= Robert Hobart May =

Indigenous Tasmanian (born c.1801)

Robert Hobart May (c.1801 – ?) was an Aboriginal Tasmanian of the Mouheneener clan who, as a very young child, survived the 1804 Risdon Cove massacre to become the first Indigenous Tasmanian person to be baptised and live in colonial British society.

==Early life after parents killed in massacre==
May was born around 1801 into the Mouheneener or a related clan that resided in the region around what is now known as the lower Derwent River in Tasmania. In 1803, the British colonists arrived to establish a settlement at Risdon Cove, which in early 1804 was relocated across the river to form the town of Hobart.

On 3 May 1804, a large group of around 300 Indigenous people had gathered near Risdon Cove to conduct a kangaroo hunt. The British military unit garrisoned at Risdon Cove under Lieutenant William Moore interpreted this gathering as a "hostile appearance" and proceeded to attack the Aboriginal people with firearms and cannon. The outcome has become known as the 1804 Risdon Cove massacre in which according to an eye-witness "a great many natives were slaughtered and wounded".

The surgeon of the settlement, Jacob Mountgarret, who helped lead the soldiers and convicts in perpetrating the massacre, abducted a young Indigenous boy found after the killings. The boy's mother and father had both been victims of the slaughter. Mountgarret also obtained the body of a dead man which he took away to be dissected. He later sent two casks of bones of the victims to Sydney.

Mountgarret took the boy to Hobart where he was christened by the reverend Robert Knopwood and given the name of Robert Hobart May. His traditional name is unknown. The lieutenant-governor of the settlement, David Collins, ordered that May be returned to his clan but this was never carried out. May continued to live in the household of Mountgarret in Hobart where he learnt English and lived like a European. He would tell dinner guests how his parents were killed in front of him, and the colonists were impressed with his brave attitude, which included fending off dogs with a stick.

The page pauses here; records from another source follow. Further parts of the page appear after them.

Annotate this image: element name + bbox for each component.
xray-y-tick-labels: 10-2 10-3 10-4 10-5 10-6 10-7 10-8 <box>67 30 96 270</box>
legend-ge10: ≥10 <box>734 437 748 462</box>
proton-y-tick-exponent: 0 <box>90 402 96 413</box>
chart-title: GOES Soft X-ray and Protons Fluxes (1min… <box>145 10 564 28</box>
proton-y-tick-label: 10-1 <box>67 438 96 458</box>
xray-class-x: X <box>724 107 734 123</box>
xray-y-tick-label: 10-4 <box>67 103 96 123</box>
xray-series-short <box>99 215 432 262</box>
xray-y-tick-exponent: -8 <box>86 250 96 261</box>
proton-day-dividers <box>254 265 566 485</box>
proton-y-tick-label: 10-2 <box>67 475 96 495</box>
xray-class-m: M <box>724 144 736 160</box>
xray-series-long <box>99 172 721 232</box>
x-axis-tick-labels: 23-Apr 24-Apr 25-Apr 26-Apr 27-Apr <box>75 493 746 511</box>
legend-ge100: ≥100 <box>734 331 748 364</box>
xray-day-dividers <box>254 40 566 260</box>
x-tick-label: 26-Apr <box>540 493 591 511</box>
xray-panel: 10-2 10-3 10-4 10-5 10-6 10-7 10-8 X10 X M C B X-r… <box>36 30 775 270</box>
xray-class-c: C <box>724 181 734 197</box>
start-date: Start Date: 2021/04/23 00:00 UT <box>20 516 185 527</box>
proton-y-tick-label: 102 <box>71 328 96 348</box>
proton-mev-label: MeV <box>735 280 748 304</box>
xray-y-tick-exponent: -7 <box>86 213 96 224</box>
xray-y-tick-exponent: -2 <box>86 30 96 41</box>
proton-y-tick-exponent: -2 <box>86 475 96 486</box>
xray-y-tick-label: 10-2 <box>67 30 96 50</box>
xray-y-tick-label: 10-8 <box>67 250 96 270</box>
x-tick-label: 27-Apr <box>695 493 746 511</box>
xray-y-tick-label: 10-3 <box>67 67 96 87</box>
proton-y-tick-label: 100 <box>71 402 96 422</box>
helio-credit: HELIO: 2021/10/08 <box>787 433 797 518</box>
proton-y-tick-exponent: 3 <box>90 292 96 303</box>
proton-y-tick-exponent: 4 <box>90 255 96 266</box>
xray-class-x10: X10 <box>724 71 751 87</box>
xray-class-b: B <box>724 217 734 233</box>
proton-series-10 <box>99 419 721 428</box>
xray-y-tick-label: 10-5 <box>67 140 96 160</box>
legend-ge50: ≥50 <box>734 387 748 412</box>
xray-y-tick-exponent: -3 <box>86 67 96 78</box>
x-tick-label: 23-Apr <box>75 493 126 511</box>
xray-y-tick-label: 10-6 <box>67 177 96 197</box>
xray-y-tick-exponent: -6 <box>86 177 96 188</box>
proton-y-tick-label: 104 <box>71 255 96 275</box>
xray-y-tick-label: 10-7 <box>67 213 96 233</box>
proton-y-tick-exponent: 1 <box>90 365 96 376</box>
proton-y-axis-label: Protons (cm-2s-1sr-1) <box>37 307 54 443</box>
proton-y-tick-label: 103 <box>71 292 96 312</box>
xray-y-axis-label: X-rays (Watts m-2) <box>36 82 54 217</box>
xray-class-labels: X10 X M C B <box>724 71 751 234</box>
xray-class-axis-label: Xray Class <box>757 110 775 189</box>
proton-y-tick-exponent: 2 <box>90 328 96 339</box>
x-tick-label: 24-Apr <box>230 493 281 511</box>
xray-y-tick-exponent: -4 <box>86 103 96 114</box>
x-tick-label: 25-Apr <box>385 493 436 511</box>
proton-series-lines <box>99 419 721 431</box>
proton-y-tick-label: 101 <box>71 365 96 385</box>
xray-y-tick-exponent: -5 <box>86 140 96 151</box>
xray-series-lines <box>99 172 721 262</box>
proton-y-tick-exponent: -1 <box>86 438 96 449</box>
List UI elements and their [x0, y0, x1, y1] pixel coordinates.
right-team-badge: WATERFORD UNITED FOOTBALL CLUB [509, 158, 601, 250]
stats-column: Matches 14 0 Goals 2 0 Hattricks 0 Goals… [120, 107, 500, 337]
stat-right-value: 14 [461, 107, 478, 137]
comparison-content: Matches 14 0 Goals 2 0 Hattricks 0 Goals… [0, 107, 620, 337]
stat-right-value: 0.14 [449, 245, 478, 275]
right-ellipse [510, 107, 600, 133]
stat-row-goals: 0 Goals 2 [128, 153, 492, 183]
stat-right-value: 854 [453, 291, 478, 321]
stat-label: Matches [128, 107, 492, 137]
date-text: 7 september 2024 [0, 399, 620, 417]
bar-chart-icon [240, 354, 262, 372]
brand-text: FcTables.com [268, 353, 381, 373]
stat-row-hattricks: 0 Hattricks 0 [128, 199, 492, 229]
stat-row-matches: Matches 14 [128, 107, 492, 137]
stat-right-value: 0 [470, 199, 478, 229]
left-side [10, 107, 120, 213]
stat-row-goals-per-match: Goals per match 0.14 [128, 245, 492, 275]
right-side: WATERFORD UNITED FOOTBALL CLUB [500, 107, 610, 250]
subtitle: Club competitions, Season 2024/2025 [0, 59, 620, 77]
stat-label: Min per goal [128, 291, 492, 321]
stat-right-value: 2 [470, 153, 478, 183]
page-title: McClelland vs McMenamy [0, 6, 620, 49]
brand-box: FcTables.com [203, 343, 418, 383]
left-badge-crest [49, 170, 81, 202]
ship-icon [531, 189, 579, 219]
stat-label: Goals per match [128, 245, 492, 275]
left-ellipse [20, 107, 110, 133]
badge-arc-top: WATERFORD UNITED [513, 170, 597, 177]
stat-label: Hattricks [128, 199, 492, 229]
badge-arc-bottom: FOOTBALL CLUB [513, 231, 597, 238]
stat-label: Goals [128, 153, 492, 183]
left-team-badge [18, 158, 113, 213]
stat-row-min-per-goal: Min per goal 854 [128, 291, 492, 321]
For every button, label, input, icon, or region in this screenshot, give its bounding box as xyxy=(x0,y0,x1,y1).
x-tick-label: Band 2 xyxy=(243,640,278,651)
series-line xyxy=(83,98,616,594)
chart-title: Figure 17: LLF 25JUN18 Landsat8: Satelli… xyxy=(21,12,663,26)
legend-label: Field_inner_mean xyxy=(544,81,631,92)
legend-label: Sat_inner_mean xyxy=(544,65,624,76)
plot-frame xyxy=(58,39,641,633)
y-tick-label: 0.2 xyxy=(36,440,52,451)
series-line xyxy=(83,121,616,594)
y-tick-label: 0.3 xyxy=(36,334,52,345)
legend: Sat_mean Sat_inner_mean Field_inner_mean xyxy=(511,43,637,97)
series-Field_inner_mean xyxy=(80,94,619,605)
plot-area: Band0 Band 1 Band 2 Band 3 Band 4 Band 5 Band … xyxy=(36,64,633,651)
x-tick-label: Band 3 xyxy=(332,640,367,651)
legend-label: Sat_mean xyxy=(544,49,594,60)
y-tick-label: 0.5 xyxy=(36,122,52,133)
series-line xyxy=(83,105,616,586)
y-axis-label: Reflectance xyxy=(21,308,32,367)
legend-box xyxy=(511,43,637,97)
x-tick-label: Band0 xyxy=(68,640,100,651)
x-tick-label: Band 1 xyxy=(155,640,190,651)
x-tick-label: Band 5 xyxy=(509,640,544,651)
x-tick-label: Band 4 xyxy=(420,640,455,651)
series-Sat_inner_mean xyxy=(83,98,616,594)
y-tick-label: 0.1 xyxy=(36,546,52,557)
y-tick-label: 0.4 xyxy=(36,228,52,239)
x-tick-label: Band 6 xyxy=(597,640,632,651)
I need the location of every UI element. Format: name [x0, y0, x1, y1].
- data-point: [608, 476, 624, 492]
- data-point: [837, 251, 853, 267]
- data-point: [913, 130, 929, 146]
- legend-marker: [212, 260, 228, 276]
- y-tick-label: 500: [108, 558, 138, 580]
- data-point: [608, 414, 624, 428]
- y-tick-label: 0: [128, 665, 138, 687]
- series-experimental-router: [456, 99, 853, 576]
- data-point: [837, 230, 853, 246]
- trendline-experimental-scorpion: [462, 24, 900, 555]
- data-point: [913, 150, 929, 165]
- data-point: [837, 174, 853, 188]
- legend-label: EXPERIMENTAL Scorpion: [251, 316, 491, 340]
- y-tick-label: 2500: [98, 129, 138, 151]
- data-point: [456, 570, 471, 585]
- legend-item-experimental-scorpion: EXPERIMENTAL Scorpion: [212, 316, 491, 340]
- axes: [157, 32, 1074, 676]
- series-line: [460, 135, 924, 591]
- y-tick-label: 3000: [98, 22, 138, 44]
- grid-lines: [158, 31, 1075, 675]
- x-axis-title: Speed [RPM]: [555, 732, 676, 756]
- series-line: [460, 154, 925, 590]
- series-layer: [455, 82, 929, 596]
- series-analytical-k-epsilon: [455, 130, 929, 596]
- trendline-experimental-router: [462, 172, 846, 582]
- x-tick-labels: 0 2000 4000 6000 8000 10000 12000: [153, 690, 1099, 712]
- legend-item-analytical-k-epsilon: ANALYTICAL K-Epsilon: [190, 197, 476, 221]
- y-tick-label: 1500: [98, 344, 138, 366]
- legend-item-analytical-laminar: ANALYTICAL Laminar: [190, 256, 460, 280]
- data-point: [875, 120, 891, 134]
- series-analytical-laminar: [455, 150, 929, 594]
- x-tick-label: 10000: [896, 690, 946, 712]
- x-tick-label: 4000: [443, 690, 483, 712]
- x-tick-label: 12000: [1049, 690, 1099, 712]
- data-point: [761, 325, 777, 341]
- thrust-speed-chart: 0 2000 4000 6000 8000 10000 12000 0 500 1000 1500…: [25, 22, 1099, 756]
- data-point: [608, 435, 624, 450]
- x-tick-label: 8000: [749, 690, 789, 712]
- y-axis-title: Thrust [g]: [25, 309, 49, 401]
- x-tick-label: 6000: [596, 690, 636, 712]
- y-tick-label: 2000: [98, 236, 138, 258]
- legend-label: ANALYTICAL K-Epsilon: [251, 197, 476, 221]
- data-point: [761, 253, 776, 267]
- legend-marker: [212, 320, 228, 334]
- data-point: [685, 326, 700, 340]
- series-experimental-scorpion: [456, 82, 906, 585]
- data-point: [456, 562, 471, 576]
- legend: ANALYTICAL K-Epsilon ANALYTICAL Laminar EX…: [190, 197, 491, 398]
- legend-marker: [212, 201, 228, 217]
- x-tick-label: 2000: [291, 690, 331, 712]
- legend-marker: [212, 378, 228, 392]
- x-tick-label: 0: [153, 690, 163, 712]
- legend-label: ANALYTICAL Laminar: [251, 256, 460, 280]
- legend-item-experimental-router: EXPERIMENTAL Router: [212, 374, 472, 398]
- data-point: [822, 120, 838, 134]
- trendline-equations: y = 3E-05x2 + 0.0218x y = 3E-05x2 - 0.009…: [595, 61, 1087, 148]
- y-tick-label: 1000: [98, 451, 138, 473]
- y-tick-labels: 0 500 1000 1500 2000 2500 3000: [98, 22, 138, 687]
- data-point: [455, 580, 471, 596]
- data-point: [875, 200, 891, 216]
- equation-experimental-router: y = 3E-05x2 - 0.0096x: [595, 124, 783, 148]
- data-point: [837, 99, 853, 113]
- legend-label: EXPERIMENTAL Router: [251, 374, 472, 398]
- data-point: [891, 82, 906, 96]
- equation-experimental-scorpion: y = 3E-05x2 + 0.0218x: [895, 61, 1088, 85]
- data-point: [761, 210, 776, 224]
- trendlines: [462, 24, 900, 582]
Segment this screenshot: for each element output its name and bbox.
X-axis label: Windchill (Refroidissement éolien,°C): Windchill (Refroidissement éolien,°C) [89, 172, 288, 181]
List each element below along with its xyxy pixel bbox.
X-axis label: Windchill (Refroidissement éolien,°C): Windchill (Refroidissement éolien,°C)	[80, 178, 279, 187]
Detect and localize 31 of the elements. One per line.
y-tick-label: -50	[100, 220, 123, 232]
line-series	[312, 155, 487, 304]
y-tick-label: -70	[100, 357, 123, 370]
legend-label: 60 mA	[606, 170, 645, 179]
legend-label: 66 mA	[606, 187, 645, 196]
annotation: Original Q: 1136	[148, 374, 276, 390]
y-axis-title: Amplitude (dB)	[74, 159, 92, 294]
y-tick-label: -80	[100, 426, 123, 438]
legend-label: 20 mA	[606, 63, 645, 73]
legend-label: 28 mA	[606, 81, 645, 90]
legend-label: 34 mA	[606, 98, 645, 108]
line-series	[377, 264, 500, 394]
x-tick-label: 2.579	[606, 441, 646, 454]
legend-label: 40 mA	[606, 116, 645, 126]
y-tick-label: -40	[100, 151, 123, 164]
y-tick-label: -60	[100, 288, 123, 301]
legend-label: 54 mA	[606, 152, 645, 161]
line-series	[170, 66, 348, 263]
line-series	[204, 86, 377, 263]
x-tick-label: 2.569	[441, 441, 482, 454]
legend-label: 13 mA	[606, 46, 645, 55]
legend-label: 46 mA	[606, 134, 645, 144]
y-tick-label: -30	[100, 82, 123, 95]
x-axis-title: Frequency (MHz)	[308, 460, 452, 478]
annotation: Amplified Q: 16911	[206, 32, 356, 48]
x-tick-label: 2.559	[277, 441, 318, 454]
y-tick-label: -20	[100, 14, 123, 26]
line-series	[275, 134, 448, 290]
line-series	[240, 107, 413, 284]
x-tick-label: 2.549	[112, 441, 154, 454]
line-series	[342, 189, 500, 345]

A newspaper article of the time described the boy as:
remarkably active and tractable, manages a stick, and even handles a spear with surprising agility, and does not in any degree appear susceptible of fear or apprehension; but on the contrary, opposes with firmness every imagined danger. Against the attack of a dog he not only defends himself with a stick, but in turn becomes the assailant. In compliment to his native soil, and in remembrance of the month upon which it was
the will of Fate that he should be rescued from a state of barbarous insignificance, he has been baptised Robert Hobart May.

==Possible later life==
It is unclear what happened to Robert Hobart May as documented records of him after 1806 appear to be absent. However, in 1829 a Tasmanian Aboriginal man simply named "Black Robert", who is described as being raised and baptised as a child by the colonists, became part of George Augustus Robinson's "friendly mission" to acquiesce, round-up and exile the surviving Indigenous Tasmanians. This Robert went on to accompany Robinson throughout most of his expeditions around Tasmania, and was held in high regard as a resourceful and efficient man. He died on 23 March 1832 in Launceston from a chest infection and was buried in a Christian ceremony.

It is possible that this "Black Robert" was a different Indigenous person to Robert Hobart May, and there is a record claiming that "Black Robert" was taken as an infant in 1810 near Cross Marsh and raised into adulthood by the McCauley family.